Title: An application oriented state-of-art and research-need perspective on self-healing fibre-reinforced cementitious composites
Author(s): Ferrara, L.; Asensio, E.C.; Lo Monte, F.; Snoeck, D.; De Belie, N.
Publication: Symposium Paper
Appears on pages(s): 80-89
Keywords: Self-healing; fibre-reinforced cementitious composites; test methods; healable crack width. 80 fib
The design of building structures and infrastructures is mainly based on four concepts:
safety, serviceability, durability and sustainability. The latter is becoming increasingly
relevant in the field of civil engineering. Reinforced concrete structures are subjected to
conditions that produce cracks which, if not repaired, can lead to a rapid deterioration and
would result in increasing maintenance costs to guarantee the anticipated level of
performance. Therefore, self-healing concrete can be very useful in any type of structure, as it
allows to control and repair cracks as soon as they to occur.

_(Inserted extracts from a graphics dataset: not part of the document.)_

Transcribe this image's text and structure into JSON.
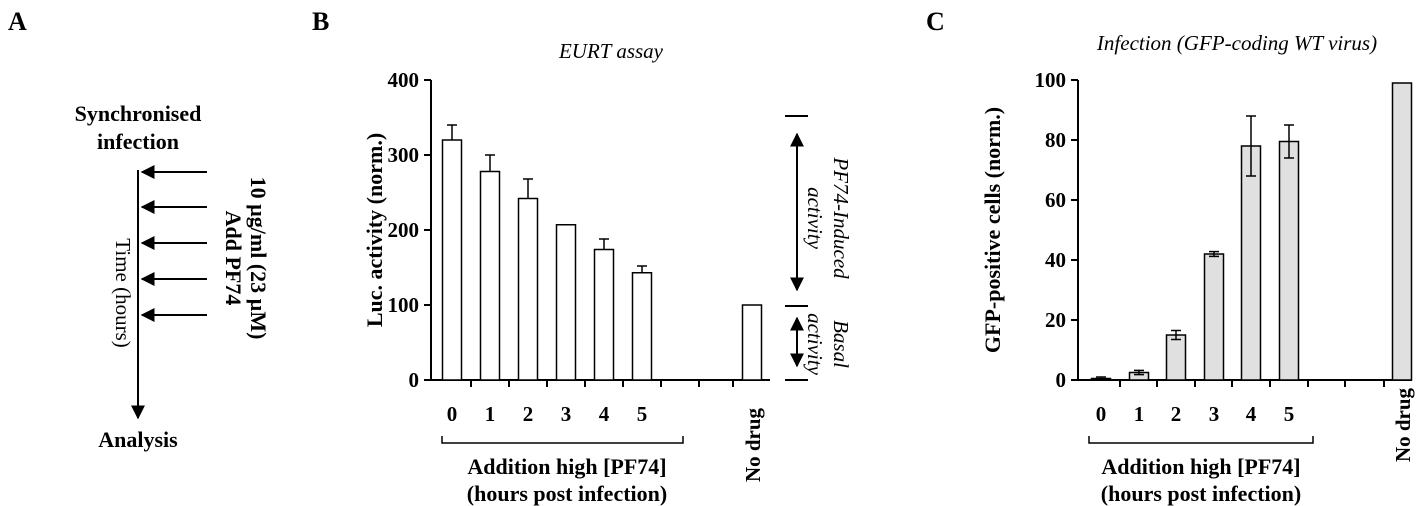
{
  "panels": {
    "a": "A",
    "b": "B",
    "c": "C"
  },
  "schematic": {
    "top_label_line1": "Synchronised",
    "top_label_line2": "infection",
    "time_label": "Time (hours)",
    "add_line1": "Add PF74",
    "add_line2": "10 µg/ml (23 µM)",
    "bottom_label": "Analysis"
  },
  "annotations": {
    "induced_line1": "PF74-Induced",
    "induced_line2": "activity",
    "basal_line1": "Basal",
    "basal_line2": "activity"
  },
  "chart_data": [
    {
      "type": "bar",
      "title": "EURT assay",
      "ylabel": "Luc. activity (norm.)",
      "xlabel_line1": "Addition high [PF74]",
      "xlabel_line2": "(hours post infection)",
      "categories": [
        "0",
        "1",
        "2",
        "3",
        "4",
        "5",
        "No drug"
      ],
      "values": [
        320,
        278,
        242,
        207,
        174,
        143,
        100
      ],
      "errors": [
        20,
        22,
        26,
        0,
        14,
        9,
        0
      ],
      "ylim": [
        0,
        400
      ],
      "yticks": [
        0,
        100,
        200,
        300,
        400
      ],
      "bar_color": "#ffffff"
    },
    {
      "type": "bar",
      "title": "Infection (GFP-coding WT virus)",
      "ylabel": "GFP-positive cells (norm.)",
      "xlabel_line1": "Addition high [PF74]",
      "xlabel_line2": "(hours post infection)",
      "categories": [
        "0",
        "1",
        "2",
        "3",
        "4",
        "5",
        "No drug"
      ],
      "values": [
        0.5,
        2.5,
        15,
        42,
        78,
        79.5,
        99
      ],
      "errors": [
        0.5,
        0.7,
        1.5,
        0.8,
        10,
        5.5,
        0
      ],
      "ylim": [
        0,
        100
      ],
      "yticks": [
        0,
        20,
        40,
        60,
        80,
        100
      ],
      "bar_color": "#e0e0e0"
    }
  ]
}
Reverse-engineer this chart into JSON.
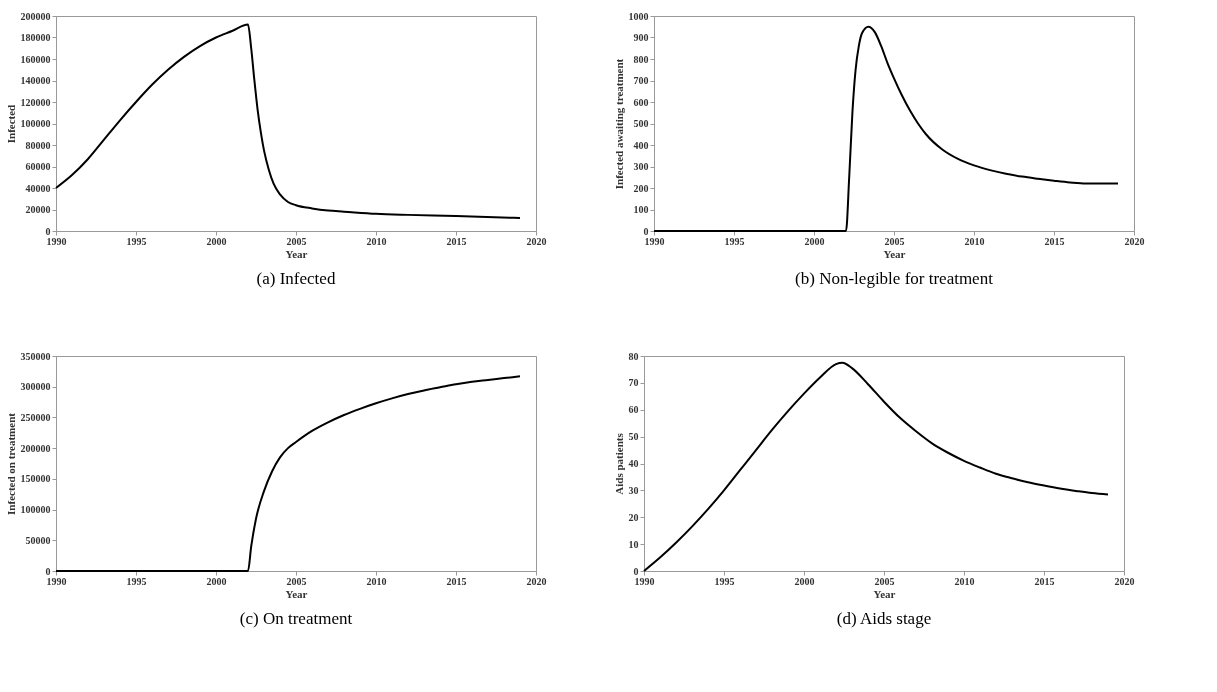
{
  "chart_data": [
    {
      "type": "line",
      "title": "(a) Infected",
      "xlabel": "Year",
      "ylabel": "Infected",
      "color": "#000000",
      "xlim": [
        1990,
        2020
      ],
      "xticks": [
        1990,
        1995,
        2000,
        2005,
        2010,
        2015,
        2020
      ],
      "ylim": [
        0,
        200000
      ],
      "yticks": [
        0,
        20000,
        40000,
        60000,
        80000,
        100000,
        120000,
        140000,
        160000,
        180000,
        200000
      ],
      "x": [
        1990,
        1991,
        1992,
        1993,
        1994,
        1995,
        1996,
        1997,
        1998,
        1999,
        2000,
        2001,
        2002,
        2002.2,
        2002.4,
        2002.6,
        2002.8,
        2003,
        2003.3,
        2003.6,
        2004,
        2004.5,
        2005,
        2006,
        2007,
        2008,
        2010,
        2012,
        2015,
        2019
      ],
      "values": [
        40000,
        52000,
        67000,
        85000,
        103000,
        120000,
        136000,
        150000,
        162000,
        172000,
        180000,
        186000,
        192000,
        170000,
        140000,
        113000,
        92000,
        75000,
        57000,
        44000,
        34000,
        27000,
        24000,
        21000,
        19000,
        18000,
        16000,
        15000,
        14000,
        12000
      ]
    },
    {
      "type": "line",
      "title": "(b) Non-legible for treatment",
      "xlabel": "Year",
      "ylabel": "Infected awaiting treatment",
      "color": "#000000",
      "xlim": [
        1990,
        2020
      ],
      "xticks": [
        1990,
        1995,
        2000,
        2005,
        2010,
        2015,
        2020
      ],
      "ylim": [
        0,
        1000
      ],
      "yticks": [
        0,
        100,
        200,
        300,
        400,
        500,
        600,
        700,
        800,
        900,
        1000
      ],
      "x": [
        1990,
        2002,
        2002.2,
        2002.4,
        2002.6,
        2002.8,
        2003,
        2003.4,
        2003.8,
        2004.2,
        2004.6,
        2005,
        2005.5,
        2006,
        2006.5,
        2007,
        2008,
        2009,
        2010,
        2011,
        2012,
        2013,
        2014,
        2015,
        2016,
        2017,
        2018,
        2019
      ],
      "values": [
        0,
        0,
        250,
        550,
        750,
        860,
        920,
        950,
        925,
        860,
        780,
        710,
        630,
        560,
        500,
        450,
        380,
        335,
        305,
        283,
        266,
        253,
        243,
        234,
        226,
        221,
        221,
        221
      ]
    },
    {
      "type": "line",
      "title": "(c) On treatment",
      "xlabel": "Year",
      "ylabel": "Infected on treatment",
      "color": "#000000",
      "xlim": [
        1990,
        2020
      ],
      "xticks": [
        1990,
        1995,
        2000,
        2005,
        2010,
        2015,
        2020
      ],
      "ylim": [
        0,
        350000
      ],
      "yticks": [
        0,
        50000,
        100000,
        150000,
        200000,
        250000,
        300000,
        350000
      ],
      "x": [
        1990,
        2002,
        2002.2,
        2002.5,
        2003,
        2003.5,
        2004,
        2004.5,
        2005,
        2006,
        2007,
        2008,
        2009,
        2010,
        2011,
        2012,
        2013,
        2014,
        2015,
        2016,
        2017,
        2018,
        2019
      ],
      "values": [
        0,
        0,
        40000,
        85000,
        130000,
        162000,
        185000,
        200000,
        210000,
        228000,
        242000,
        254000,
        264000,
        273000,
        281000,
        288000,
        294000,
        299000,
        304000,
        308000,
        311000,
        314000,
        317000
      ]
    },
    {
      "type": "line",
      "title": "(d) Aids stage",
      "xlabel": "Year",
      "ylabel": "Aids patients",
      "color": "#000000",
      "xlim": [
        1990,
        2020
      ],
      "xticks": [
        1990,
        1995,
        2000,
        2005,
        2010,
        2015,
        2020
      ],
      "ylim": [
        0,
        80
      ],
      "yticks": [
        0,
        10,
        20,
        30,
        40,
        50,
        60,
        70,
        80
      ],
      "x": [
        1990,
        1991,
        1992,
        1993,
        1994,
        1995,
        1996,
        1997,
        1998,
        1999,
        2000,
        2001,
        2002,
        2002.4,
        2003,
        2004,
        2005,
        2006,
        2007,
        2008,
        2009,
        2010,
        2011,
        2012,
        2013,
        2014,
        2015,
        2016,
        2017,
        2018,
        2019
      ],
      "values": [
        0,
        5,
        10.5,
        16.5,
        23,
        30,
        37.5,
        45,
        52.5,
        59.5,
        66,
        72,
        77,
        77.5,
        75.5,
        69.5,
        63,
        57,
        52,
        47.5,
        44,
        41,
        38.5,
        36.2,
        34.5,
        33,
        31.8,
        30.7,
        29.8,
        29,
        28.5
      ]
    }
  ]
}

As a matter of fact, the synergy between fibre-reinforced cementitious composites and selfhealing
techniques may result in promising solutions. Fibres improve the self-healing process
due to their capacity to restrict crack widths and enable multiple crack formation. In
particular, cracks smaller than 30-50 μm are able to heal completely. Moreover, in the case of
High Performance Fibre Reinforced Cementitious Composites (HPFRCC), high content of
cementitious/pozzolanic materials and low water-binder ratios are likely to make the
composites naturally conducive to self-healing.
In this framework the main goal of this paper is twofold.
On the one hand, a state-of-the-art survey on self-healing of fibre-reinforced cementitious
composites will be provided. This will be analysed with the goal of providing a “healable
crack opening based” design concept which could pave the way for the incorporation of
healing concepts into design approaches for FRC and also conventional R/C structures.
On the other hand, the same state-of-the-art will be instrumental in identifying research
needs, which still have to be addressed for the proper use of self-healing fibre-reinforced
cementitious composites in the construction field.